What is Retrieval-Augmented Generation (RAG)?
Retrieval-Augmented Generation (RAG) is an approach where a model retrieves relevant documents or passages and uses the retrieved content to generate an answer. Retrieval-Augmented Generation (RAG) is used to improve factual grounding and recency.
Quick definition
Retrieval-Augmented Generation (RAG) means an AI model looks up information first, then writes an answer using the information.
How Retrieval-Augmented Generation (RAG) works
- Retrieval-Augmented Generation (RAG) converts a query into a retrieval request.
- Retrieval-Augmented Generation (RAG) retrieves documents using keyword or semantic search.
- Retrieval-Augmented Generation (RAG) passes retrieved text into the model context.
- Retrieval-Augmented Generation (RAG) can enable source attribution (AI) and citation in AI answers.
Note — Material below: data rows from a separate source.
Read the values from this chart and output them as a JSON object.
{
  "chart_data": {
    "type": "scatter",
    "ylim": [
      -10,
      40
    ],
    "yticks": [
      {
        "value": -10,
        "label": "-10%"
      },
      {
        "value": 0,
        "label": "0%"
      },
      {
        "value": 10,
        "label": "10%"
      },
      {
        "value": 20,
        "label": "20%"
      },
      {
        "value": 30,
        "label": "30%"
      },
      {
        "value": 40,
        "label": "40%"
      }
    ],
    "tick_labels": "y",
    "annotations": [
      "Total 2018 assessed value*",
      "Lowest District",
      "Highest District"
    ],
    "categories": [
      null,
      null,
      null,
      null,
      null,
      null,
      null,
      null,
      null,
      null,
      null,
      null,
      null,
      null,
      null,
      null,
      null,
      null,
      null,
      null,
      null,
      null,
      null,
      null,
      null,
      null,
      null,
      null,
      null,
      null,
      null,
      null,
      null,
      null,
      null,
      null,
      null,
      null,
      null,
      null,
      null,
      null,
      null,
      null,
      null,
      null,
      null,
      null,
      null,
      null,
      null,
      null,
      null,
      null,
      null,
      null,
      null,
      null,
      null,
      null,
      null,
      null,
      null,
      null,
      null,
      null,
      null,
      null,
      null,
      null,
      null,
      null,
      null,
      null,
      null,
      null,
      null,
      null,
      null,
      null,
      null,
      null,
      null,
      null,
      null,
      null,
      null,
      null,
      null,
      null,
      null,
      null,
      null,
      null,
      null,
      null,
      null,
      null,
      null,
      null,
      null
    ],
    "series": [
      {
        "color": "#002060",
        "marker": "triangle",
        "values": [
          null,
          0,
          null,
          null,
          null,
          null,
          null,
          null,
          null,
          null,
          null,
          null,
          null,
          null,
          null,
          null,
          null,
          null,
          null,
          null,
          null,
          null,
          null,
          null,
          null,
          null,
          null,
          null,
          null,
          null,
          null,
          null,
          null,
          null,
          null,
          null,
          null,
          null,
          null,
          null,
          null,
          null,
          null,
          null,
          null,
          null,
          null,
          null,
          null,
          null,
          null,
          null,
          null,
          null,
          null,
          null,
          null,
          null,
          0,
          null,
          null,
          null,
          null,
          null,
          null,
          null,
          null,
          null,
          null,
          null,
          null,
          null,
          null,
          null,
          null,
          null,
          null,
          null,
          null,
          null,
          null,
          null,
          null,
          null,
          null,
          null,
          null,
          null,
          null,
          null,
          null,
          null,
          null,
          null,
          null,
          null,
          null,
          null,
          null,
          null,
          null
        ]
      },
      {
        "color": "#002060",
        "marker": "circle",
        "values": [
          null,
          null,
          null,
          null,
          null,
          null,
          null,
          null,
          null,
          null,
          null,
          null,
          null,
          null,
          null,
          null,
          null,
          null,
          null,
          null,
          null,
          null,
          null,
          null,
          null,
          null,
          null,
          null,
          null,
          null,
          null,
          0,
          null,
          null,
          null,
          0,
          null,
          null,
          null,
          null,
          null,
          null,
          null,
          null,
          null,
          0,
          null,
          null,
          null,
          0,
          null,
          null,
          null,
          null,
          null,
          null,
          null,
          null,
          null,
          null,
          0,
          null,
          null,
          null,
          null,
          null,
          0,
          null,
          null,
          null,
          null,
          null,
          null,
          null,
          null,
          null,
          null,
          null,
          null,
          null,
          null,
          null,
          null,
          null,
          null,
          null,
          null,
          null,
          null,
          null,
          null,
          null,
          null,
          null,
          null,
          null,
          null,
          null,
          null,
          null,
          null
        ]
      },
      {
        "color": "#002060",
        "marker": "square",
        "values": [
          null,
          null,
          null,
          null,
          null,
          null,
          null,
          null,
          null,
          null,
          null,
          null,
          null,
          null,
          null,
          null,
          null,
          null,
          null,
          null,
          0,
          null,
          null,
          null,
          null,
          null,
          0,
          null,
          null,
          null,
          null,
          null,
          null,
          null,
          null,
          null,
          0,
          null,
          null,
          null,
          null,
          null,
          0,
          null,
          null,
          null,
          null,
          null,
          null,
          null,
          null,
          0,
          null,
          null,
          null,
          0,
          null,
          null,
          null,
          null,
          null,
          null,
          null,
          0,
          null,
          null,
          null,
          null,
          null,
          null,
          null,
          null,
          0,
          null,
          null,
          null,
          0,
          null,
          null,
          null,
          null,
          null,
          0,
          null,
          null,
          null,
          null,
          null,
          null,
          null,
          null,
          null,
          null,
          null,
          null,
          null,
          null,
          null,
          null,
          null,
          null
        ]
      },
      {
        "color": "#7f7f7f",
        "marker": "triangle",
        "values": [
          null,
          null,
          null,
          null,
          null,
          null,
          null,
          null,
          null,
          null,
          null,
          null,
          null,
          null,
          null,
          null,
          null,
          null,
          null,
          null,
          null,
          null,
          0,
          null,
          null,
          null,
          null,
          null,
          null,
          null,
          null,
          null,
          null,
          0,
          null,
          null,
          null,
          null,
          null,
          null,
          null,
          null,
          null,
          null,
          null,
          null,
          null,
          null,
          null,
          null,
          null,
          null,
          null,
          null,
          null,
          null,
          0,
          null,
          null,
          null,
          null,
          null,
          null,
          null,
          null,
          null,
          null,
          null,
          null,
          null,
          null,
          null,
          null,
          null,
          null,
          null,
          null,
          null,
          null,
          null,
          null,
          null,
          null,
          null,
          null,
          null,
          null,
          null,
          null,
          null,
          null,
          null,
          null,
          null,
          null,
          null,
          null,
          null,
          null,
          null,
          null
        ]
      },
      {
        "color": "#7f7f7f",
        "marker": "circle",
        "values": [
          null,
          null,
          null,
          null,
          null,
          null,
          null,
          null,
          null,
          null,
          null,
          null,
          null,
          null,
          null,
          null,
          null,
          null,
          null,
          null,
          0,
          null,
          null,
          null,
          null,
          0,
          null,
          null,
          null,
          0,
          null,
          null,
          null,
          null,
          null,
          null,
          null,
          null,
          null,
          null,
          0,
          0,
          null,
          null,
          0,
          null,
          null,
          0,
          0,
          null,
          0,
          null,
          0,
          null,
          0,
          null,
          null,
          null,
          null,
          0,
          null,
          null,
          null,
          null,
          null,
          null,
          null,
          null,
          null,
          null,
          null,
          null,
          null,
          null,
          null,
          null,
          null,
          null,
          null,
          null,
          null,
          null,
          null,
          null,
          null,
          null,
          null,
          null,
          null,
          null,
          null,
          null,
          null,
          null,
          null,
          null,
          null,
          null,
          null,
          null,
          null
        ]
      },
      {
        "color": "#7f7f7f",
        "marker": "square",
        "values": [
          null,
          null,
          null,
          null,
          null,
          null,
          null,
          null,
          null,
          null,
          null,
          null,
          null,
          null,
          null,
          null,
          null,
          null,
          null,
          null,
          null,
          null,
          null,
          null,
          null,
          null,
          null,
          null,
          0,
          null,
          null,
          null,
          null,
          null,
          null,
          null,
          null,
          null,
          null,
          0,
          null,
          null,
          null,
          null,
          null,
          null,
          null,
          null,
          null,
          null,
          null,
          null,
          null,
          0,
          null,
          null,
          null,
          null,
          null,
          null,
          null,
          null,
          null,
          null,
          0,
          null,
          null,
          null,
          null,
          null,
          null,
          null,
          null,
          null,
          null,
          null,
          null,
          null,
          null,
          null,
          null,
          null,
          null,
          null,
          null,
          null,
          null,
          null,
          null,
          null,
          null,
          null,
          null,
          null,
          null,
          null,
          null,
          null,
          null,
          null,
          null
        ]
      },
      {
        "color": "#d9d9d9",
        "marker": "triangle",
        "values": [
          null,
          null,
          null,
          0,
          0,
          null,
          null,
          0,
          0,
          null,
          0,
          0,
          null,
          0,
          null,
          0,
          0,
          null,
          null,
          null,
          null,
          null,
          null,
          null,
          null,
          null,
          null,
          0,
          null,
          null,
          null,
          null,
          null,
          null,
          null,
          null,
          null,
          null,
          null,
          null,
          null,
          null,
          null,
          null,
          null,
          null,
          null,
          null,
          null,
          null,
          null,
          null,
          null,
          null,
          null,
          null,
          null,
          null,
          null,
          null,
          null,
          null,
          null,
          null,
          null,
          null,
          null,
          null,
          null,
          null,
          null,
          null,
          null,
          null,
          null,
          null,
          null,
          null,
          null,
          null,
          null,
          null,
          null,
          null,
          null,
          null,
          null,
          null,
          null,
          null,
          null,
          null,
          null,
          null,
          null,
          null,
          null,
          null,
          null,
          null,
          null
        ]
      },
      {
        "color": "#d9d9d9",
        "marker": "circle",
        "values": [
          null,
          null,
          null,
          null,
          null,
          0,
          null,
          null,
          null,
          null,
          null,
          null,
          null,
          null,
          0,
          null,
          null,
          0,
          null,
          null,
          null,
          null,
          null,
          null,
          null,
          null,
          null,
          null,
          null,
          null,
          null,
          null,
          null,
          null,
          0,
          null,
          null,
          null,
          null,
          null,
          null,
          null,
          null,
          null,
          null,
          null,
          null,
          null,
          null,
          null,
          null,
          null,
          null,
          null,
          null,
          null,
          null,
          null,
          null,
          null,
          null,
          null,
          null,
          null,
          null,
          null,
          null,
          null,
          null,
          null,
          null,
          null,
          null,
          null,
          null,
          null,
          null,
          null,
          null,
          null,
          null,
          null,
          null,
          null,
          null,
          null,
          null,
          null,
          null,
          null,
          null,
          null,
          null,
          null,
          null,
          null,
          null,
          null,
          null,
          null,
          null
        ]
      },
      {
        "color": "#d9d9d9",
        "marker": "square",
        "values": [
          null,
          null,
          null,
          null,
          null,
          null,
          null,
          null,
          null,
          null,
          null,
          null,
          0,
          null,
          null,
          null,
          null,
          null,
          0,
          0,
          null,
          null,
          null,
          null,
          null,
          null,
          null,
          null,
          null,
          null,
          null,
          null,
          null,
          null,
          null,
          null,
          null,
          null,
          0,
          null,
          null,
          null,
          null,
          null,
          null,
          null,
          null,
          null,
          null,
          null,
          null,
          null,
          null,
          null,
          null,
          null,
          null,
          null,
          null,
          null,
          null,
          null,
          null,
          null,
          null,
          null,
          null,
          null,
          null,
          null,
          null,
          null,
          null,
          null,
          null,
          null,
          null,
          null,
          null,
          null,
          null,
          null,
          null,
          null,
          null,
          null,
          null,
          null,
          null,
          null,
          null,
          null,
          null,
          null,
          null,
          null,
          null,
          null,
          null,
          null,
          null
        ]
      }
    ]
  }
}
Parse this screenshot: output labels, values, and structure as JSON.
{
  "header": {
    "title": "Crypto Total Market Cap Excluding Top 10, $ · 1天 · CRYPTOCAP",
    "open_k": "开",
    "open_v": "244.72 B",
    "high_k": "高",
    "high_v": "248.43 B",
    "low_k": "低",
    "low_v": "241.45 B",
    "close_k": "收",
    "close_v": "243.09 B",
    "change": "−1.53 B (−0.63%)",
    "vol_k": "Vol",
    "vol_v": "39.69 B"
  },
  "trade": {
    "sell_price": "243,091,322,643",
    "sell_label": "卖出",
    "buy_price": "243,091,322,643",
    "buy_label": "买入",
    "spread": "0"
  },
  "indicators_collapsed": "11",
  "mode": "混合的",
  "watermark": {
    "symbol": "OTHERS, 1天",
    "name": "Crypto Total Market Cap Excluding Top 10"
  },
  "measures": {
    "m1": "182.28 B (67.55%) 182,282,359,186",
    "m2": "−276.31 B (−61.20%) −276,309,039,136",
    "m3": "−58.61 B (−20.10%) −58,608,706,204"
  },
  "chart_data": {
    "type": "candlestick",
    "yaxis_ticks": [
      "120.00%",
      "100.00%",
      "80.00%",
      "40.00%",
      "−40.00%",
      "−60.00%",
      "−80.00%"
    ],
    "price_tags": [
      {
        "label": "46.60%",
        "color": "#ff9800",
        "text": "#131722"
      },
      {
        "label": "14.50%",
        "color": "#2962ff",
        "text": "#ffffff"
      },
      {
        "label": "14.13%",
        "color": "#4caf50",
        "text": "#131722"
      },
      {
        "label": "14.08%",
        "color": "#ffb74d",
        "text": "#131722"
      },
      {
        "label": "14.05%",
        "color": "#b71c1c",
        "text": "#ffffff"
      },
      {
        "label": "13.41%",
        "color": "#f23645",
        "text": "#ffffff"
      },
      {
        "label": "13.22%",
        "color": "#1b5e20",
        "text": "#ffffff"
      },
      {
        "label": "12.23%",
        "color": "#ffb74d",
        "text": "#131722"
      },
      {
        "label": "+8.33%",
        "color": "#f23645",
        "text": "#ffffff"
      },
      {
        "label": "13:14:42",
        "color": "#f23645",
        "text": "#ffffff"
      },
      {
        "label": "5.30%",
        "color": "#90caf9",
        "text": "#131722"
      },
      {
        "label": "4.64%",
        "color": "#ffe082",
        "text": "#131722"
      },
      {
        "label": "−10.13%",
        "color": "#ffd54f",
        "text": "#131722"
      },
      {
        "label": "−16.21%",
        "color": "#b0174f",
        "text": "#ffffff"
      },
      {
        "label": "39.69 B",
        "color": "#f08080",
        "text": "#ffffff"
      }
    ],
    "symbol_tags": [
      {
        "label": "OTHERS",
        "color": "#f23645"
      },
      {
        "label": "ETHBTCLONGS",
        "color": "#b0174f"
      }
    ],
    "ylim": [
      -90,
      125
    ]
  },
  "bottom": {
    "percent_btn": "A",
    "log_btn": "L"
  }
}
Why Retrieval-Augmented Generation (RAG) matters
Retrieval-Augmented Generation (RAG) matters because grounding reduces hallucinations (AI).
Retrieval-Augmented Generation (RAG) also affects which sources are used in LLM answers and how citations are produced.
Example use cases
- Answering a question using a curated knowledge base.
- Summarizing product documentation by retrieving relevant sections.
- Producing an answer with citations from retrieved sources.